Monday, July 31, 2006

Moving On

It's my last night in Phoenix... Up at the crack of dawn tomorrow and on to the northern end of the Sonoran Desert - Kamloops, British Columbia. Today we took my mother-in-law to visit the care facility we are considering for her. We would like her to willingly make the choice...you know, "look kids, I'm 105 years old and I need to have someone looking out for me 24/7, for god's sake don't make me stay in this big old house by myself." Astonishingly, she has not made that pronouncement - not like sang froid's dad who elected to move and apparently has his wits about him.

She liked the facility and loved the lunch they gave us. She wondered aloud about all the "old" people floating around and imagined that if she ever got that old she might need to live in a place like that. Nope, she is not going to willingly volunteer to be moved.

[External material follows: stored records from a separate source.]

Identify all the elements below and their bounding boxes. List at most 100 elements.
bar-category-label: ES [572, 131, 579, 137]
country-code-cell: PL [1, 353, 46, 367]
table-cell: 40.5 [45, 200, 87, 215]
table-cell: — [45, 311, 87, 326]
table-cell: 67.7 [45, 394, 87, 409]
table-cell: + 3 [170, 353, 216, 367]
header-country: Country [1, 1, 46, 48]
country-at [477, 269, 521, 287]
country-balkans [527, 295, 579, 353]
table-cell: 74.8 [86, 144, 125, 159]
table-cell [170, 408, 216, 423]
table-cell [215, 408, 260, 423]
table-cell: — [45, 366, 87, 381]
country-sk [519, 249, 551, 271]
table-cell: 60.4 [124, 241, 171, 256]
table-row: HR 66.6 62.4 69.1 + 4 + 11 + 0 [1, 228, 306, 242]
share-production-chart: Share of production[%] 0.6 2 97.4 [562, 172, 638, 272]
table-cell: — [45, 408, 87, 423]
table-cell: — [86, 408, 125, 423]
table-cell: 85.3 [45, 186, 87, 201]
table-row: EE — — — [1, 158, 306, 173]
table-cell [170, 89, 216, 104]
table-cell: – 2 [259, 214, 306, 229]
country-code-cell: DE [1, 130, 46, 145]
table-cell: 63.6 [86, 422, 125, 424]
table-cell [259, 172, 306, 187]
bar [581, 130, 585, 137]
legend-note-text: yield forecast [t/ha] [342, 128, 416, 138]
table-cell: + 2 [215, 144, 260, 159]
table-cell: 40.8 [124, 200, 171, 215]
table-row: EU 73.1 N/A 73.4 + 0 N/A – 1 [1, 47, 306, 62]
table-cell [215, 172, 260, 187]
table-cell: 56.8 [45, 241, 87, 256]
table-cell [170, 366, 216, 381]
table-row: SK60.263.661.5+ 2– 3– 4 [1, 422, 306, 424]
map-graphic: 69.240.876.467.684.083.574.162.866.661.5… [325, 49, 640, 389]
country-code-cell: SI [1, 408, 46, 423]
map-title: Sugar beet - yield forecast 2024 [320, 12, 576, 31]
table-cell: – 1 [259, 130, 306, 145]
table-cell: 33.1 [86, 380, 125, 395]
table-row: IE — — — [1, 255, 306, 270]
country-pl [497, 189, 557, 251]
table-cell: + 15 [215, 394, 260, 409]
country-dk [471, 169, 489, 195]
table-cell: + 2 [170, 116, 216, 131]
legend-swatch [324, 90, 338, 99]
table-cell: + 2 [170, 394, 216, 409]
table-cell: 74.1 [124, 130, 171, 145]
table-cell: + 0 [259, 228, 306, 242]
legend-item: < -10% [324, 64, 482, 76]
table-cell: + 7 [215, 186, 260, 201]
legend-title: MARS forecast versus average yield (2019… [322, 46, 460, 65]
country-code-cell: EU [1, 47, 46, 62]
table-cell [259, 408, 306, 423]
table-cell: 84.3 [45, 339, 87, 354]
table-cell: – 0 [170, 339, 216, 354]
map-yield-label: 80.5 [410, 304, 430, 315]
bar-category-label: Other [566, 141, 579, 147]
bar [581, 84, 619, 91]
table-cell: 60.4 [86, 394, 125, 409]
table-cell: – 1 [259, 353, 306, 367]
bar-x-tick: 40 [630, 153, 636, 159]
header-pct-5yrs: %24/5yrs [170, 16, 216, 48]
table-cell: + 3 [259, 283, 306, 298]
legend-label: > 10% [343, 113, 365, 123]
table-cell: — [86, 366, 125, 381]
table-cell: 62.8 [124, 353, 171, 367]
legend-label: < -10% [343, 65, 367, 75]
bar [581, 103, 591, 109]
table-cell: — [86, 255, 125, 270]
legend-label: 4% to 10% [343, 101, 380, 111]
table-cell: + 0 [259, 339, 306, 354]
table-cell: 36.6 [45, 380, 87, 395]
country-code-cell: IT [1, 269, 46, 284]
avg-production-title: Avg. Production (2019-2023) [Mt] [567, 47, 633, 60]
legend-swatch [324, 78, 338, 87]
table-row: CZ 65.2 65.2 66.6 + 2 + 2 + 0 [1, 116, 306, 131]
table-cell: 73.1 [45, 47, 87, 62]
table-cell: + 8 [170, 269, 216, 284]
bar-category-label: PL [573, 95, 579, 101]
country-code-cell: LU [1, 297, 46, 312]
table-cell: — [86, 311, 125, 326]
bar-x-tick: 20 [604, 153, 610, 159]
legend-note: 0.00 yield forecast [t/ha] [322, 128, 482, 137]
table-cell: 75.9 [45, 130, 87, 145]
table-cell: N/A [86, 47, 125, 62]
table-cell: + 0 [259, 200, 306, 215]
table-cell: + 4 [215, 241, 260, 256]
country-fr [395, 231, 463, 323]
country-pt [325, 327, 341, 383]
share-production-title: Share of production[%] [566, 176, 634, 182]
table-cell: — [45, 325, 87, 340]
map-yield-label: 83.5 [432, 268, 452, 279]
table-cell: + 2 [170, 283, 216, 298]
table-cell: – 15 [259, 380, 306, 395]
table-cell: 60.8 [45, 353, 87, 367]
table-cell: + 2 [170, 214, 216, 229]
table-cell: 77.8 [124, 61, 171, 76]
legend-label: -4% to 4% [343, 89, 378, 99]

We are not, my husband and I, very assertive with mom. So we are plotting how to convince her that "they" have made a ruling that she can't be on her own anymore. She tends to conform to the rules of "them" whoever they are. (E.G. "They" won't let her drive her car anymore. "They" have made a rule that you have to have tall trees in your yard. - she means the palm trees that have been growing in her neighborhood for 35 years, but every morning she goes out and marvels at the number of trees that have been planted over night by order of "them.")

Anyway, if "they" can convince her that legislation has been passed requiring her to live in a very nice assisted living complex, then all will be fine.

3 comments:

Anonymous said...

If only that would work for my mom. "Mom, they said you shouldn't drive between 11:30 and 1:30, or 4:00 to 6:00." "Mom, they said you can't have more than 6 cans of soup in the cupboard at a time." "Mom, they said you have to throw food out that is at least 6 months past its best before date."
Maybe you could convince Helen that "they" stole Richards things, not you guys.

paul

sang-froid said...

I would be more than happy to write such a letter for you. "Dear Larry's Mom: We have decided it is time to put you in the home. You have no choice. Have fun. Us." I can fake some official-looking letterhead, I'm sure. Let me know when you want it.

Anonymous said...

Ah, I was tagged this morning by another blog buddy and have decided to pass it on to you. You can ignore it if you choose, but it is kind of fun. Check out my blog if you are interested.